Forrest's blood thirsty nature was not reserved for only African-Americans. He found a man and a boy without papers near Selma, Alabama and had them shot for desertion, placing a sign above their dead bodies to that effect. Their bodies were left out for two days on display before they were buried. Later evidence turned out that they had been discharged. Is this the "good man" Billy Parker was referring to?
Tommy Hazouri, who voted to keep the name, said that it was unknown who the real Forrest was. Yet accounts do tell us who the real Nathan Bedford Forrest was despite Hazouri's feeble attempt to justify his vote. Forrest was a human trafficker who made a fortune off of selling human beings into bondage without respect to even keeping family structure together. A Civil War newspaper account reported that Forrest personally administered beatings once stretching out women and beating them with a leather thong soaked in saltwater. Surely a person capable of this kind of cruelty would never be commemorated by having anything associated with the molding and sculpting of young minds as his "namesake"?

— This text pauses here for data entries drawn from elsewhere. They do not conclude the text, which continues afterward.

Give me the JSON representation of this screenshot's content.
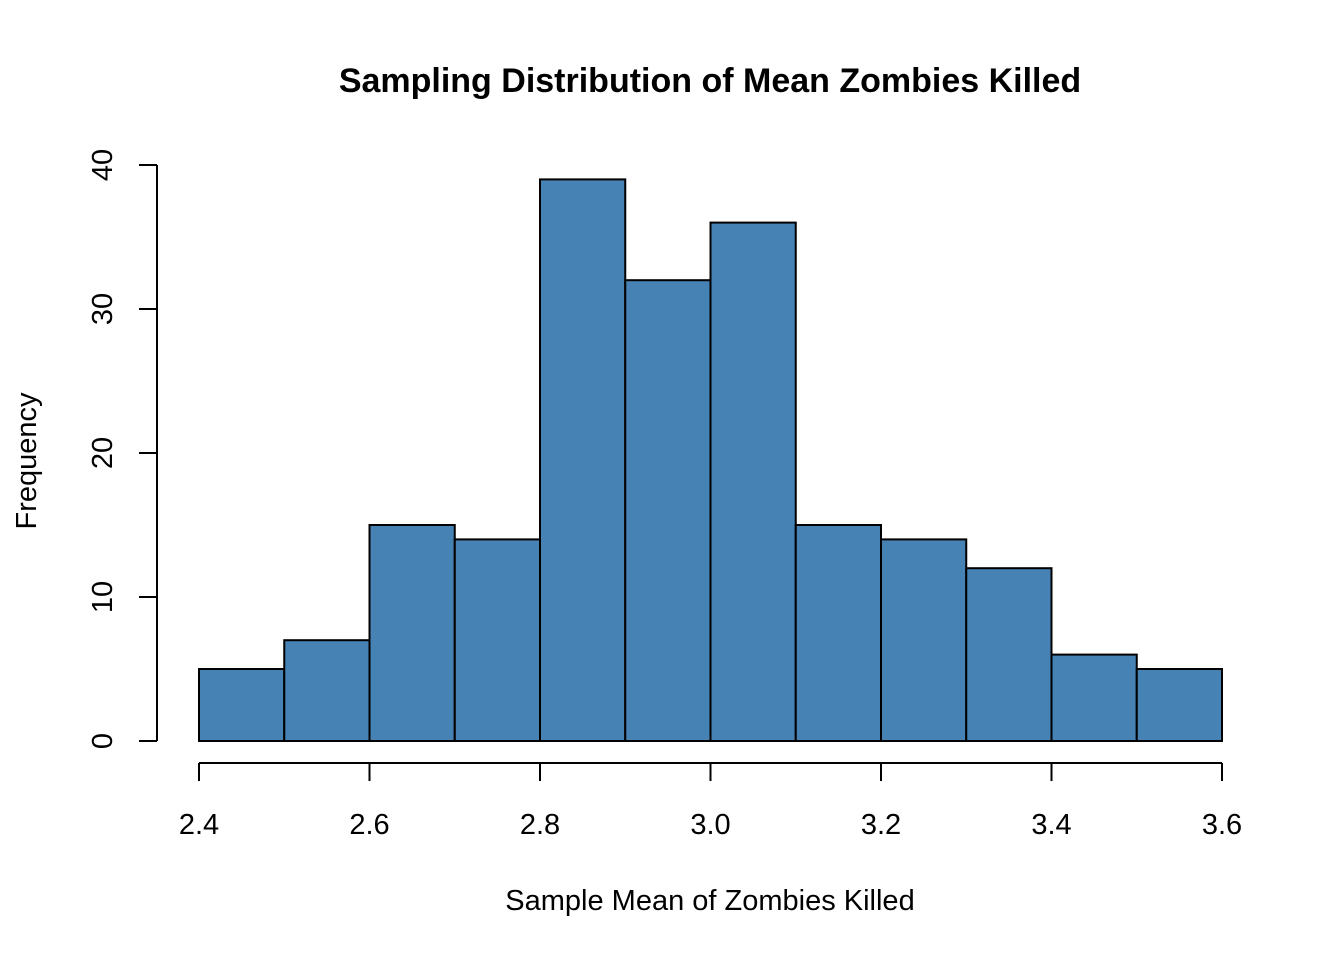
{
  "chart_data": {
    "type": "bar",
    "title": "Sampling Distribution of Mean Zombies Killed",
    "xlabel": "Sample Mean of Zombies Killed",
    "ylabel": "Frequency",
    "bins": [
      {
        "x0": 2.4,
        "x1": 2.5,
        "count": 5
      },
      {
        "x0": 2.5,
        "x1": 2.6,
        "count": 7
      },
      {
        "x0": 2.6,
        "x1": 2.7,
        "count": 15
      },
      {
        "x0": 2.7,
        "x1": 2.8,
        "count": 14
      },
      {
        "x0": 2.8,
        "x1": 2.9,
        "count": 39
      },
      {
        "x0": 2.9,
        "x1": 3.0,
        "count": 32
      },
      {
        "x0": 3.0,
        "x1": 3.1,
        "count": 36
      },
      {
        "x0": 3.1,
        "x1": 3.2,
        "count": 15
      },
      {
        "x0": 3.2,
        "x1": 3.3,
        "count": 14
      },
      {
        "x0": 3.3,
        "x1": 3.4,
        "count": 12
      },
      {
        "x0": 3.4,
        "x1": 3.5,
        "count": 6
      },
      {
        "x0": 3.5,
        "x1": 3.6,
        "count": 5
      }
    ],
    "xlim": [
      2.4,
      3.6
    ],
    "ylim": [
      0,
      40
    ],
    "xticks": [
      "2.4",
      "2.6",
      "2.8",
      "3.0",
      "3.2",
      "3.4",
      "3.6"
    ],
    "yticks": [
      "0",
      "10",
      "20",
      "30",
      "40"
    ],
    "bar_color": "#4682b4",
    "grid": false,
    "legend": "none"
  }
}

After the war Forrest organized perhaps one of the most vile terrorist organizations this country has ever seen until 9/11. The Ku Klux Klan during Forrest's watch, in 1867 to 1869, was instrumental in keeping African-Americans from voting, obstructing attempts to integrate them into society by policies carried out by reconstructionist state governments, and went after any person who were "known sympathizers" with the same zeal as he would have any former slave.
What the Daughters of the Confederacy did in 1959 amounts to no more than forcing dishonor on every person in this city. The fact that people from our African-American community are asked to support a school that honors a rube of such 3rd rate dimensions that it bends one's mind to even ponder.
The Civil War was a human struggle with tragedies that live with us to this very day and the fact that we have a school named after perhaps one the vilest figures of the nineteenth century only serves as an admission to our failings.
The Civil War, reconstruction, and the Era of Jim Crow was the result of the elites in the south who strove to protect their institution of bondage by pitting everyday people against everyday people. Somehow that turned into racism along the way and now with time - although seeming to be unimportant - affects the very fabric of American society as hard as that may be to believe.
There is a new fight to change the name of Nathan Beford Forrest High School being organized by Professor Stoll in the hopes of accomplishing what had surprisingly failed in 2008. Hopefully enough time has passed to bring about the change that should have never had to have occurred with to begin with had our School Board pondered it so many years ago.